Some say Lawrie’s best spot will eventually be in left field.
“He wasn’t bad behind the plate, but the bat ... the bat will play,” McNamara thought way back then.
Guerrero said scouts had been told the Canadian was a probable first rounder. In nine games in the Dominican against pro pitching, Lawrie hit 12 homers.
“I thought we’d mix in a walk once in a while, but we had hard throwers, they all went after him,” Guerrero said. “We couldn’t get the kid out. He was above the league, above every one on the mound.”
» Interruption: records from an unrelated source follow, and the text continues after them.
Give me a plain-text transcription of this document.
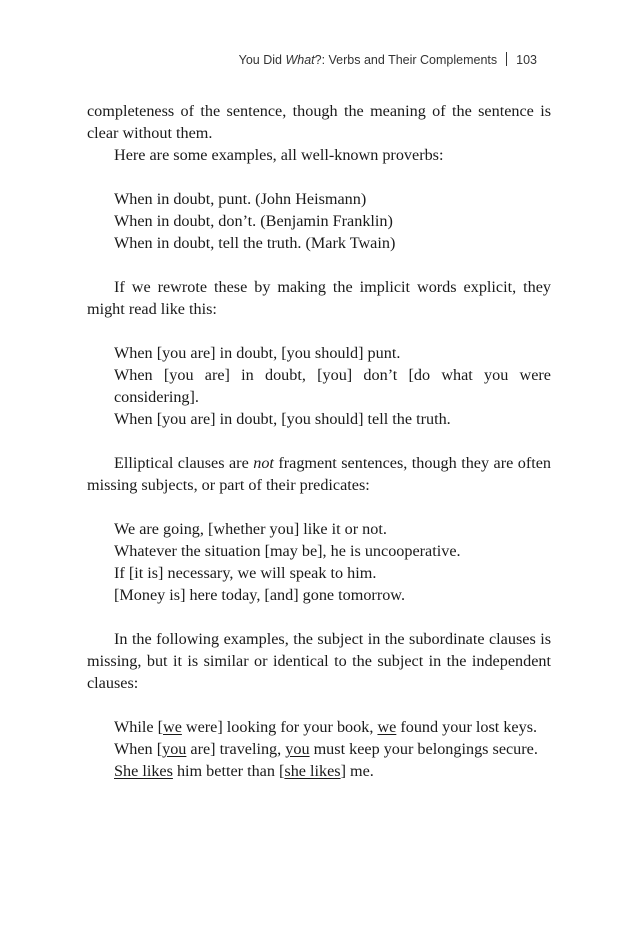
You Did What?: Verbs and Their Complements 103

completeness of the sentence, though the meaning of the sentence is clear without them.

Here are some examples, all well-known proverbs:

When in doubt, punt. (John Heismann)

When in doubt, don’t. (Benjamin Franklin)

When in doubt, tell the truth. (Mark Twain)

If we rewrote these by making the implicit words explicit, they might read like this:

When [you are] in doubt, [you should] punt.

When [you are] in doubt, [you] don’t [do what you were considering].

When [you are] in doubt, [you should] tell the truth.

Elliptical clauses are not fragment sentences, though they are often missing subjects, or part of their predicates:

We are going, [whether you] like it or not.

Whatever the situation [may be], he is uncooperative.

If [it is] necessary, we will speak to him.

[Money is] here today, [and] gone tomorrow.

In the following examples, the subject in the subordinate clauses is missing, but it is similar or identical to the subject in the independent clauses:

While [we were] looking for your book, we found your lost keys.

When [you are] traveling, you must keep your belongings secure.

She likes him better than [she likes] me.
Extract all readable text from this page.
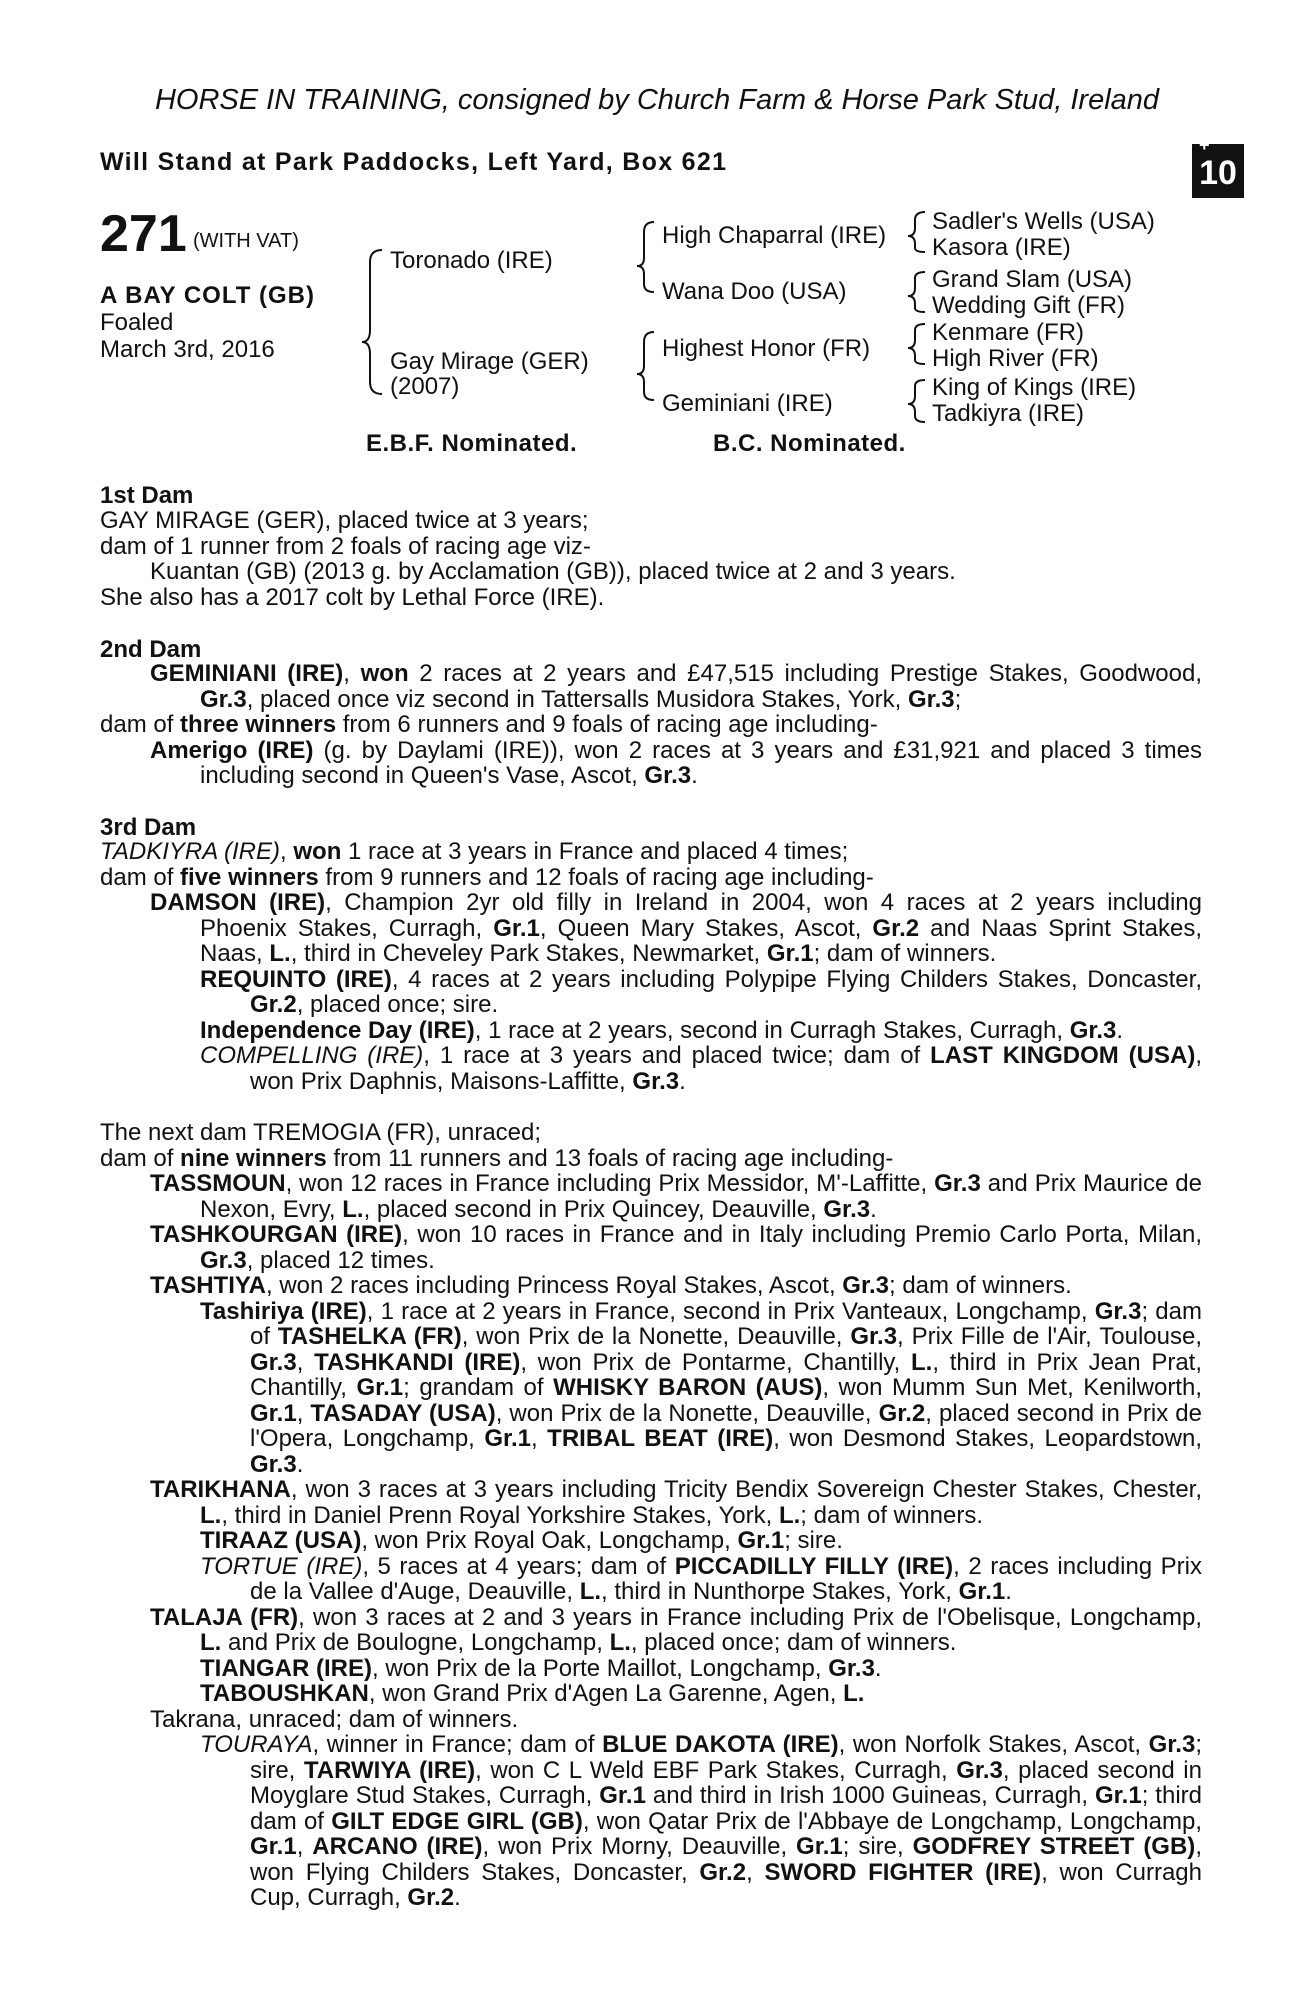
HORSE IN TRAINING, consigned by Church Farm & Horse Park Stud, Ireland
Will Stand at Park Paddocks, Left Yard, Box 621
+
10
271 (WITH VAT)
A BAY COLT (GB)
Foaled
March 3rd, 2016
Toronado (IRE)
Gay Mirage (GER)
(2007)
High Chaparral (IRE)
Wana Doo (USA)
Highest Honor (FR)
Geminiani (IRE)
Sadler's Wells (USA)
Kasora (IRE)
Grand Slam (USA)
Wedding Gift (FR)
Kenmare (FR)
High River (FR)
King of Kings (IRE)
Tadkiyra (IRE)
E.B.F. Nominated.	B.C. Nominated.
1st Dam

GAY MIRAGE (GER), placed twice at 3 years;

dam of 1 runner from 2 foals of racing age viz-

Kuantan (GB) (2013 g. by Acclamation (GB)), placed twice at 2 and 3 years.

She also has a 2017 colt by Lethal Force (IRE).

2nd Dam

GEMINIANI (IRE), won 2 races at 2 years and £47,515 including Prestige Stakes, Goodwood, Gr.3, placed once viz second in Tattersalls Musidora Stakes, York, Gr.3;

dam of three winners from 6 runners and 9 foals of racing age including-

Amerigo (IRE) (g. by Daylami (IRE)), won 2 races at 3 years and £31,921 and placed 3 times including second in Queen's Vase, Ascot, Gr.3.

3rd Dam

TADKIYRA (IRE), won 1 race at 3 years in France and placed 4 times;

dam of five winners from 9 runners and 12 foals of racing age including-

DAMSON (IRE), Champion 2yr old filly in Ireland in 2004, won 4 races at 2 years including Phoenix Stakes, Curragh, Gr.1, Queen Mary Stakes, Ascot, Gr.2 and Naas Sprint Stakes, Naas, L., third in Cheveley Park Stakes, Newmarket, Gr.1; dam of winners.

REQUINTO (IRE), 4 races at 2 years including Polypipe Flying Childers Stakes, Doncaster, Gr.2, placed once; sire.

Independence Day (IRE), 1 race at 2 years, second in Curragh Stakes, Curragh, Gr.3.

COMPELLING (IRE), 1 race at 3 years and placed twice; dam of LAST KINGDOM (USA), won Prix Daphnis, Maisons-Laffitte, Gr.3.

The next dam TREMOGIA (FR), unraced;

dam of nine winners from 11 runners and 13 foals of racing age including-

TASSMOUN, won 12 races in France including Prix Messidor, M'-Laffitte, Gr.3 and Prix Maurice de Nexon, Evry, L., placed second in Prix Quincey, Deauville, Gr.3.

TASHKOURGAN (IRE), won 10 races in France and in Italy including Premio Carlo Porta, Milan, Gr.3, placed 12 times.

TASHTIYA, won 2 races including Princess Royal Stakes, Ascot, Gr.3; dam of winners.

Tashiriya (IRE), 1 race at 2 years in France, second in Prix Vanteaux, Longchamp, Gr.3; dam of TASHELKA (FR), won Prix de la Nonette, Deauville, Gr.3, Prix Fille de l'Air, Toulouse, Gr.3, TASHKANDI (IRE), won Prix de Pontarme, Chantilly, L., third in Prix Jean Prat, Chantilly, Gr.1; grandam of WHISKY BARON (AUS), won Mumm Sun Met, Kenilworth, Gr.1, TASADAY (USA), won Prix de la Nonette, Deauville, Gr.2, placed second in Prix de l'Opera, Longchamp, Gr.1, TRIBAL BEAT (IRE), won Desmond Stakes, Leopardstown, Gr.3.

TARIKHANA, won 3 races at 3 years including Tricity Bendix Sovereign Chester Stakes, Chester, L., third in Daniel Prenn Royal Yorkshire Stakes, York, L.; dam of winners.

TIRAAZ (USA), won Prix Royal Oak, Longchamp, Gr.1; sire.

TORTUE (IRE), 5 races at 4 years; dam of PICCADILLY FILLY (IRE), 2 races including Prix de la Vallee d'Auge, Deauville, L., third in Nunthorpe Stakes, York, Gr.1.

TALAJA (FR), won 3 races at 2 and 3 years in France including Prix de l'Obelisque, Longchamp, L. and Prix de Boulogne, Longchamp, L., placed once; dam of winners.

TIANGAR (IRE), won Prix de la Porte Maillot, Longchamp, Gr.3.

TABOUSHKAN, won Grand Prix d'Agen La Garenne, Agen, L.

Takrana, unraced; dam of winners.

TOURAYA, winner in France; dam of BLUE DAKOTA (IRE), won Norfolk Stakes, Ascot, Gr.3; sire, TARWIYA (IRE), won C L Weld EBF Park Stakes, Curragh, Gr.3, placed second in Moyglare Stud Stakes, Curragh, Gr.1 and third in Irish 1000 Guineas, Curragh, Gr.1; third dam of GILT EDGE GIRL (GB), won Qatar Prix de l'Abbaye de Longchamp, Longchamp, Gr.1, ARCANO (IRE), won Prix Morny, Deauville, Gr.1; sire, GODFREY STREET (GB), won Flying Childers Stakes, Doncaster, Gr.2, SWORD FIGHTER (IRE), won Curragh Cup, Curragh, Gr.2.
If you are scout Tom McNamara, with 18 years of travelling to dusty diamonds, you admit “you could not have seen a player in a better venue.”
“He was facing good pitching non stop, their manager wasn’t walking him, they were challenging him,” McNamara said.
“Going into the draft meeting, it was like: Wow!”
The Brewers chose Lawrie 16th over-all in the first round and he spent two seasons in the Brewers’ system.
It was 242 days ago Milwaukee dealt Lawrie to the Jays for pitcher Shaun Marcum.
And Tuesday night at the Rogers Centre, Jays fans get to see their northern light for the first time.
Rich Harden (Victoria, BC) of the Oakland A’s welcomes Lawrie to big leagues on Canadian soil.